Fiction Reviews


The Sunken Land Begins to Rise Again

(2020) M. John Harrison, Gollancz, £20, hrdbk, 254pp, ISBN 978-0-575-09635-6

 

Harrison is back writing novels, it’s almost ten years since Empty Space (2012) appeared, the last of his 'Kefahuchi Tract' series, and boy has he made a splash (boom, boom) with this one. As I was reading The Sunken Land Begins to Rise Again, it was announced that M. John Harrison had won The Goldsmith Prize with this novel, beating off the other five shortlisted writers and pocketing the £10,000 prize; although why do I get that impression that the money probably won’t mean that much to him, but the prize, which is for fiction “that opens up new possibilities in the novel form”, might, given that it acknowledges what he is trying to do here. In the process of winning that prize, the novel was described as “fiction that breaks the mould”, and “a literary masterpiece that will continue to be read in 100 years time, if the planet survives that long”, as well as “a brilliant realist fantasy about love in middle-age and the dissolution of the post-war settlement”. Harrison himself has called it as not being “science fiction or folk horror or psychogeography, but it contains parodic elements of all three, and more”.

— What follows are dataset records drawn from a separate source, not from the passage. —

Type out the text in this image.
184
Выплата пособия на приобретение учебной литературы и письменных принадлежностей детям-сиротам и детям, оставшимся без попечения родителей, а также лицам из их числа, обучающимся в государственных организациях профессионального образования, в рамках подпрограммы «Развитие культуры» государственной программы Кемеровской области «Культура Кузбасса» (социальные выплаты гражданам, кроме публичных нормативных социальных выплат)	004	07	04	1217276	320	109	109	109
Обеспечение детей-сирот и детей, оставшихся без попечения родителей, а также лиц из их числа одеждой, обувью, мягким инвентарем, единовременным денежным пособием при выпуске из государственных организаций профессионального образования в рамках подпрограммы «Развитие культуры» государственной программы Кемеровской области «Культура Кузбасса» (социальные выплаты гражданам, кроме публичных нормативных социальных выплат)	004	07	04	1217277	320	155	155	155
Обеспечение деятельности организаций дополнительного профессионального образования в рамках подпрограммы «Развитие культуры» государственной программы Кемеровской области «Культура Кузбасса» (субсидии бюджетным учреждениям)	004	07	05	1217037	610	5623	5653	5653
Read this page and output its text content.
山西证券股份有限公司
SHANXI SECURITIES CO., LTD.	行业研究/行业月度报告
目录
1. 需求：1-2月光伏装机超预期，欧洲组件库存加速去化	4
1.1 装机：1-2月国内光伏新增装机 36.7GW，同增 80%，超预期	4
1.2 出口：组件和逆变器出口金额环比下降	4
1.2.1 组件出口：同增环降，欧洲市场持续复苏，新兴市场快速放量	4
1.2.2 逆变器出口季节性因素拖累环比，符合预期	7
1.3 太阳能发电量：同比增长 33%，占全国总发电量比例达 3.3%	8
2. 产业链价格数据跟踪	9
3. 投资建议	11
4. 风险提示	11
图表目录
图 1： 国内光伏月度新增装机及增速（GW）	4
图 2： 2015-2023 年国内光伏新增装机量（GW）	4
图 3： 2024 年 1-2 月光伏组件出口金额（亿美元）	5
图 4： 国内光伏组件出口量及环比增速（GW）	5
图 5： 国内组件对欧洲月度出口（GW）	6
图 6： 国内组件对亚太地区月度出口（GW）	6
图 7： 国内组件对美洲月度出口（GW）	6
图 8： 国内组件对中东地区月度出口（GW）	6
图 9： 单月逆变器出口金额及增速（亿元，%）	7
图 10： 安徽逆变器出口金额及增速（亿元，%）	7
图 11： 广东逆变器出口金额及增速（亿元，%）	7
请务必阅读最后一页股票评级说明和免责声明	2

It’s no surprise that the term psychogeography has been mentioned in relation to Sunken Land as it refers to a meeting place between psychology and geography and the psychological effects of place on a person, notably when they allow themselves to become lost in the city by allowing themselves to “drift”. In The Sunken Land Begins to Rise Again, Harrison’s hero “Shaw” has lost himself following a breakdown and has moved to a bedsit beside the river and is struggling to look after himself, let alone his demented mother and keep in touch with his lover, Victoria who has moved away to stay in her dead mother’s house. Despite the miles that separate them, live is unsettling for both of them. Shaw hears voices and is seeing unsettling things, Victoria is encountering them. Times have changed, Brexit has arrived, and businesses have not survived. Change is in the air, but so is the past, particularly the Victorian novel The Water Babies written by Charles Kingsley, in fact the title of Harrison’s novel is taken from a lecture that Kingsley made. The Water Babies also features in Harrison’s book as copies of the novel are foisted on the main characters and can be seen popping up (or floating by) from time to time. The past is intruding on the future, and society is changing, with the boundaries between the real and unreal starting to fade, where people can disappear, where appearances are not to be trusted, like the news, possibly depending on your viewpoint, and a new form of life is more than a rumour.

Gently unfolding over 4 parts and 19 chapters, and filled with unique, quirky prose that Harrison employs to describe things which are either very poetic or jarring, like a slap to the face. Lazy, no, but it is perhaps languid, drifting, taking you gently downstream on a current that pulls the reader along on a journey where they might get lost, where there might be no final destination, where you read the last sentence and close the cover and wonder what you have just read. It is a triumph, it is brilliant, unlike any other book you have ever read in 2020, with Harrison blurring boundaries and genres, but I suspect it will be a bit of a Marmite book for some, something they will take to, and love, instinctively, or something they might dislike because it is so different, particularly for fans of Harrison’s award-winning science fiction works.  Why did Sunken Land win a prize?  It’s not rocket science, it was simply because it was the best. Recommended.